During the morning Walmart cheer she chose her own words: Give me a W—weiner! Give me an A—asshole! Give me an L—lezbo! And so on. Frida was given a warning and then fired when it was discovered she was the one hiding condoms in the snack aisle with notes attached—Fun bags! Fill with candy for snacks on the go!
She barely graduated and accepted her diploma with a loud, stretched out yawn. Only her mother clapped, vigorous and hooting and tear stained. You’ve got something in your teeth, Frida said to the principle as he shook her hand. The rest of the ceremony he ran his tongue around his mouth like he was frenching himself.
Go to college Frida. Mark your place, her mom said and Frida pretended she didn’t hear. But in moments of quiet reflection she wished her mother had a daughter that joined school committees and received scholarships for outstanding grades and go-getter personalities. She bought her mother flowers and told her she wasn’t cut out for the whole schooling enterprise.
Sometime after she barely graduated, Frida noticed her mother staring into the fridge at nothing for far too long. She spotted the silvery strands in her loose ponytail and the bleach stain on the hip of her truly unflattering work slacks. Her mother was tired. Her mother was good.
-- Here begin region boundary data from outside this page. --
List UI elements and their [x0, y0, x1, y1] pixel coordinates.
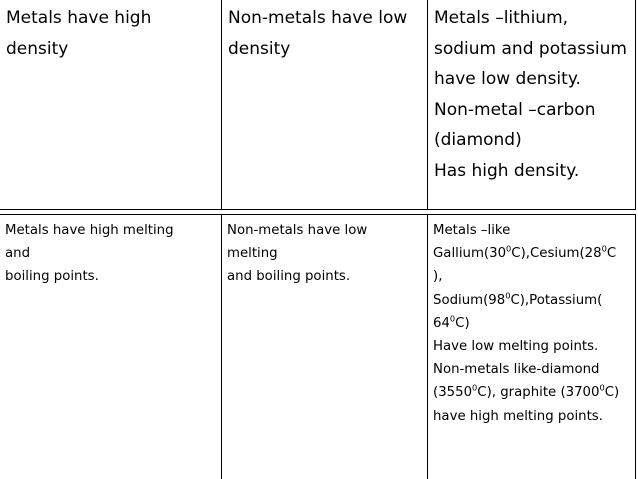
- cell-text-line: 640C): [433, 313, 470, 331]
- degree-superscript: 0: [472, 383, 478, 393]
- cell-text-line: Non-metal –carbon: [434, 99, 596, 120]
- degree-superscript: 0: [601, 243, 607, 254]
- cell-text-line: Metals –like: [433, 223, 511, 238]
- cell-text-line: have high melting points.: [433, 408, 603, 424]
- cell-text-line: have low density.: [434, 69, 581, 89]
- cell-text-line: sodium and potassium: [434, 38, 627, 59]
- cell-text-line: and: [5, 246, 31, 262]
- cell-text-line: Have low melting points.: [433, 339, 599, 355]
- cell-text-line: Has high density.: [434, 160, 580, 181]
- metals-melting-cell: Metals have high melting and boiling point…: [0, 215, 222, 479]
- cell-text-line: melting: [227, 246, 278, 262]
- cell-text-line: Sodium(980C),Potassium(: [433, 290, 603, 308]
- cell-text-line: Metals –lithium,: [434, 8, 569, 28]
- cell-text-line: ),: [433, 269, 443, 285]
- degree-superscript: 0: [506, 243, 512, 254]
- table-row-melting-points: Metals have high melting and boiling point…: [0, 214, 636, 479]
- metals-density-cell: Metals have high density: [0, 0, 222, 209]
- cell-text-line: Gallium(300C),Cesium(280C: [433, 243, 617, 262]
- cell-text-line: (diamond): [434, 130, 522, 150]
- density-examples-cell: Metals –lithium, sodium and potassium have…: [428, 0, 636, 209]
- degree-superscript: 0: [449, 313, 456, 324]
- cell-text-line: Non-metals have low: [227, 223, 368, 238]
- cell-text-line: Non-metals like-diamond: [433, 362, 600, 378]
- cell-text-line: Non-metals have low: [228, 8, 408, 28]
- melting-examples-cell: Metals –like Gallium(300C),Cesium(280C), S…: [428, 215, 636, 479]
- cell-text-line: Metals have high melting: [5, 223, 174, 238]
- cell-text-line: (35500C), graphite (37000C): [433, 383, 620, 401]
- non-metals-density-cell: Non-metals have low density: [222, 0, 428, 209]
- cell-text-line: Metals have high: [6, 8, 152, 28]
- cell-text-line: and boiling points.: [227, 269, 351, 285]
- degree-superscript: 0: [505, 290, 511, 301]
- cell-text-line: density: [6, 38, 69, 59]
- cell-text-line: boiling points.: [5, 269, 99, 285]
- degree-superscript: 0: [599, 383, 605, 393]
- non-metals-melting-cell: Non-metals have low melting and boiling po…: [222, 215, 428, 479]
- cell-text-line: density: [228, 38, 291, 59]
- table-row-density: Metals have high density Non-metals have …: [0, 0, 636, 210]
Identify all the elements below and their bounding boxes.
Fine, Frida said, throwing her hands in the air. I’ll go. But I’ll have to make up some of my classes first, and I’m going to hate it. And her mother danced, a spinny, jazz-handed celebration. She gave Frida a kiss and went to work.
At college everyone was new and some were odd or shy or funny or political or theatrical or nothing special at all.
She took classes that examined worlds in books, on screen, in theatre. And then she wrote a story. No one would publish it, but its creation felt like flying, like plummeting and living and dying gloriously. She wanted nothing more than to do it again. She filled her notebooks with words and her words with strange and colorful people. She told them what to do and when to do it, pointing her newly grown up, hangnailed finger this way and that. Sometimes they obeyed and when they didn’t she would slow down, lean in and suggest a different way. When her first story was published she sent it to her mother, who cried and showed the neighbors and then pasted the pages to the wall in and amongst the Frida Kahlo prints, along with the author photo—a young woman with a poof of wild hair and large glasses, the slightest lift of one eyebrow as she stared out at her readers. Honest, triumphant. Fierce.
Famous Frida! her mother called out from the open front door as Frida got out of her car, home for a weekend visit.
Frida grinned and bowed elaborately, marking her place.